Somewhere around ninth or tenth grade, I took my required high-school health class. Early that first semester, we were asked to set a fitness goal for ourselves. I was one of the small guys on the football team, and a mediocre wrestler, at best, with a large head, skinny build, and little natural athletic talent — so there was plenty of room for physical improvement.
I thought about speed and strength-related goals, like many of my male classmates, but ultimately settled on this: “I want to be able to bike or walk anyplace I want to go, even when I’m in my 70s.”
Or something like that; you get the gist. To be completely honest, I had visions of a family bike trip across the country. Our teacher was also a coach on his way to assistant principal, but even he took notice. This goal was not like a lot of the others. It was extremely long-term, and seemed modest, but as a man of a certain age, he knew this was no small thing.
As a senior, I played varsity football as second-string noseguard. I was about 6-2 and 175 pounds at the end of season, so when wrestling started, I told my coach I was going 189. (Dad told me in 7th grade, when I said I wanted to wrestle, that I always had to wrestle up a weight class — I was forbidden to cut weight, or he would pull me from the team.)
By the mid-point of the season, I weighed 152 pounds, and wrestled 160, 171, and 189, as needed. I was skinny, sure, but had never been in better shape, and had my best (albeit still mediocre) season.
Freshman year at Yale, after several months away from organized sports, I entered an intramural wrestling tournament. I wrestled three shortened periods, won my first match, and went outside to puke in the snow.
The second match was the next day. This time, my opponent had put at least modest effort into his cardio since high school, and it showed. For me, it’s been downhill since.
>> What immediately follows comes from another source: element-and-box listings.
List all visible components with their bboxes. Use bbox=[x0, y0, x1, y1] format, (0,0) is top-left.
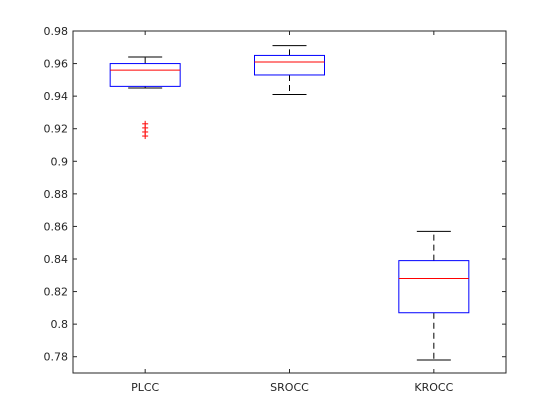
boxes-group bbox=[109, 45, 470, 361]
y-tick-label: 0.94 bbox=[44, 90, 69, 103]
y-tick-label: 0.84 bbox=[44, 253, 69, 266]
y-tick-label: 0.8 bbox=[51, 318, 69, 331]
x-tick-label: SROCC bbox=[270, 381, 309, 394]
iqr-box bbox=[398, 260, 470, 314]
y-tick-label: 0.86 bbox=[44, 220, 69, 233]
box-krocc bbox=[398, 230, 470, 361]
y-tick-label: 0.82 bbox=[44, 286, 69, 299]
x-axis: PLCC SROCC KROCC bbox=[131, 31, 454, 394]
iqr-box bbox=[109, 63, 181, 87]
y-tick-label: 0.9 bbox=[51, 155, 69, 168]
outlier-marker bbox=[142, 120, 149, 127]
y-tick-label: 0.96 bbox=[44, 58, 69, 71]
iqr-box bbox=[254, 54, 325, 76]
plot-area bbox=[72, 30, 507, 374]
box-srocc bbox=[254, 45, 325, 96]
y-tick-label: 0.98 bbox=[44, 25, 69, 38]
box-plcc bbox=[109, 56, 181, 140]
x-tick-label: PLCC bbox=[131, 381, 159, 394]
y-tick-label: 0.88 bbox=[44, 188, 69, 201]
x-tick-label: KROCC bbox=[414, 381, 453, 394]
y-tick-label: 0.92 bbox=[44, 123, 69, 136]
y-tick-label: 0.78 bbox=[44, 351, 69, 364]
y-axis: 0.78 0.8 0.82 0.84 0.86 0.88 0.9 0.92 0.94 0.96 0.… bbox=[44, 25, 506, 364]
Today? 6-3 and 235 (on a good day). My bike hung in the garage all spring and summer this year. I road the stationary bike indoors after dark fairly regularly for a few months — but as far as biking anywhere I want to go…well, I can still ride, but we aren’t gonna make time. Especially on the hills.
What’s more: it has begun to bother me that I cannot move my own weight with just my arms. I can do solid pushups, but no pull-ups. From a survival standpoint, this seems like a bad thing. Not that I expect to be in a fight-or-flight situation this week, but then, that’s the point: you never know…
In some ways I was wise as a kid; in some ways, just way less busy and as invincible as only a teenage boy can be. But here in my Second Third, I should be self-sufficient — and that means physically, too. I’ve got work to do.